In deze zaak heeft het gerechtshof Amsterdam op 19 juli 2016 uitspraak gedaan in hoger beroep tegen een vonnis van de politierechter in de rechtbank Amsterdam. De verdachte, geboren in 1985, was eerder veroordeeld voor een soortgelijk feit en had hoger beroep ingesteld tegen de straf die hem was opgelegd voor rijden onder invloed van alcohol. De politierechter had de verdachte veroordeeld tot een geldboete van € 850,00 en een voorwaardelijke ontzegging van de rijbevoegdheid voor zeven maanden. De advocaat-generaal vorderde dezelfde straffen in hoger beroep.

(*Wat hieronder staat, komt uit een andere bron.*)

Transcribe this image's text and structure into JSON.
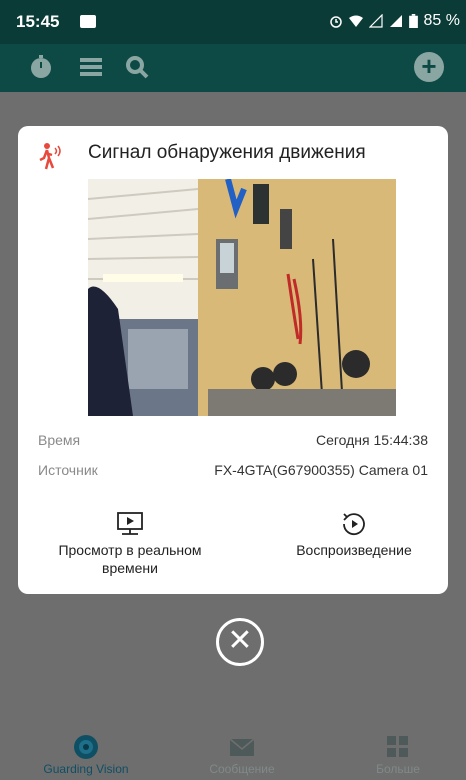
{
  "status_bar": {
    "time": "15:45",
    "battery": "85 %"
  },
  "dialog": {
    "title": "Сигнал обнаружения движения",
    "time_label": "Время",
    "time_value": "Сегодня 15:44:38",
    "source_label": "Источник",
    "source_value": "FX-4GTA(G67900355) Camera 01",
    "live_view_label": "Просмотр в реальном времени",
    "playback_label": "Воспроизведение"
  },
  "bottom_nav": {
    "items": [
      {
        "label": "Guarding Vision",
        "icon": "guarding-vision-icon",
        "active": true
      },
      {
        "label": "Сообщение",
        "icon": "message-icon",
        "active": false
      },
      {
        "label": "Больше",
        "icon": "more-icon",
        "active": false
      }
    ]
  },
  "colors": {
    "header": "#0e4a45",
    "overlay": "#6e6e6e",
    "motion_alert": "#e8493c"
  }
}
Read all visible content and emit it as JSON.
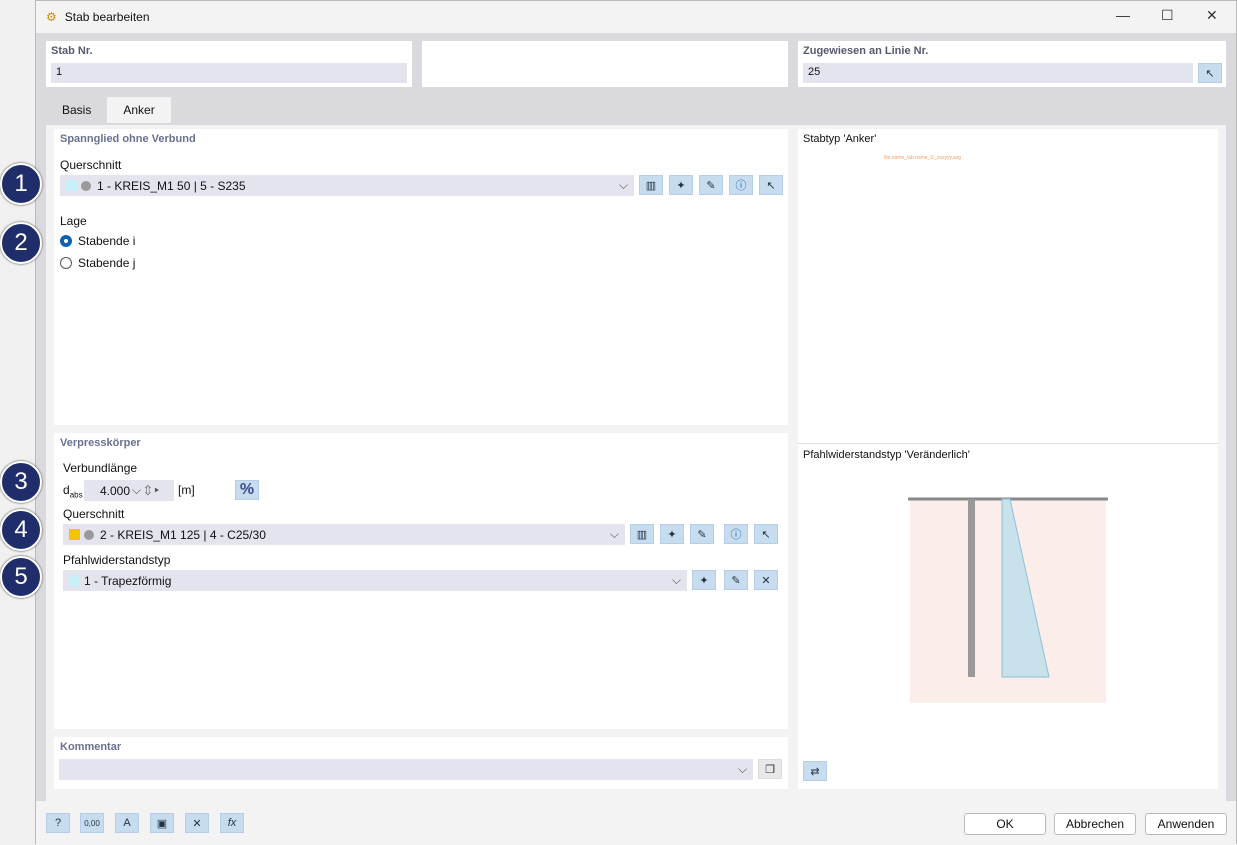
{
  "window": {
    "title": "Stab bearbeiten"
  },
  "header": {
    "member_no_label": "Stab Nr.",
    "member_no": "1",
    "assigned_label": "Zugewiesen an Linie Nr.",
    "assigned": "25"
  },
  "tabs": [
    {
      "label": "Basis"
    },
    {
      "label": "Anker"
    }
  ],
  "tendon": {
    "title": "Spannglied ohne Verbund",
    "section_label": "Querschnitt",
    "section_value": "1 - KREIS_M1 50 | 5 - S235",
    "section_color": "#c8f0f8",
    "position_label": "Lage",
    "options": [
      "Stabende i",
      "Stabende j"
    ],
    "selected": "Stabende i"
  },
  "grout": {
    "title": "Verpresskörper",
    "bond_length_label": "Verbundlänge",
    "d_label": "d",
    "d_sub": "abs",
    "d_value": "4.000",
    "d_unit": "[m]",
    "percent_label": "%",
    "section_label": "Querschnitt",
    "section_value": "2 - KREIS_M1 125 | 4 - C25/30",
    "section_color": "#f5c400",
    "pile_label": "Pfahlwiderstandstyp",
    "pile_value": "1 - Trapezförmig",
    "pile_color": "#c8f0f8"
  },
  "comment": {
    "label": "Kommentar",
    "value": ""
  },
  "preview": {
    "type_title": "Stabtyp 'Anker'",
    "missing_file": "file.name_lab.name_l1_xxxyyy.svg",
    "pile_title": "Pfahlwiderstandstyp 'Veränderlich'"
  },
  "badges": [
    "1",
    "2",
    "3",
    "4",
    "5"
  ],
  "buttons": {
    "ok": "OK",
    "cancel": "Abbrechen",
    "apply": "Anwenden"
  },
  "footer_icons": [
    "help-icon",
    "units-icon",
    "display-icon",
    "model-icon",
    "delete-icon",
    "formula-icon"
  ]
}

Tijdens de zitting in hoger beroep op 5 juli 2016 heeft de raadsman van de verdachte betoogd dat de verdachte vrijgesproken moest worden, omdat een getuige de bestuurder van het voertuig zou zijn geweest. Het hof heeft echter geoordeeld dat het verweer onvoldoende aannemelijk was. De verklaringen van de verdachte en de getuige waren inconsistent, terwijl de verklaring van de verbalisant betrouwbaar werd geacht. Het hof heeft daarom het verzoek om de getuige opnieuw te horen afgewezen.
Het hof heeft de ernst van het feit en de omstandigheden waaronder het was begaan in overweging genomen. De verdachte had zich schuldig gemaakt aan rijden onder invloed, wat de veiligheid van andere weggebruikers in gevaar bracht. Gezien de eerdere veroordeling van de verdachte voor een vergelijkbaar feit, heeft het hof besloten om de straf te verzwaren. De ontzegging van de rijbevoegdheid werd deels voorwaardelijk opgelegd, rekening houdend met het feit dat de verdachte zijn rijbewijs nodig heeft voor zijn werk. Het hof heeft de strafoplegging aangepast en het vonnis van de politierechter in zoverre vernietigd, maar voor het overige bevestigd.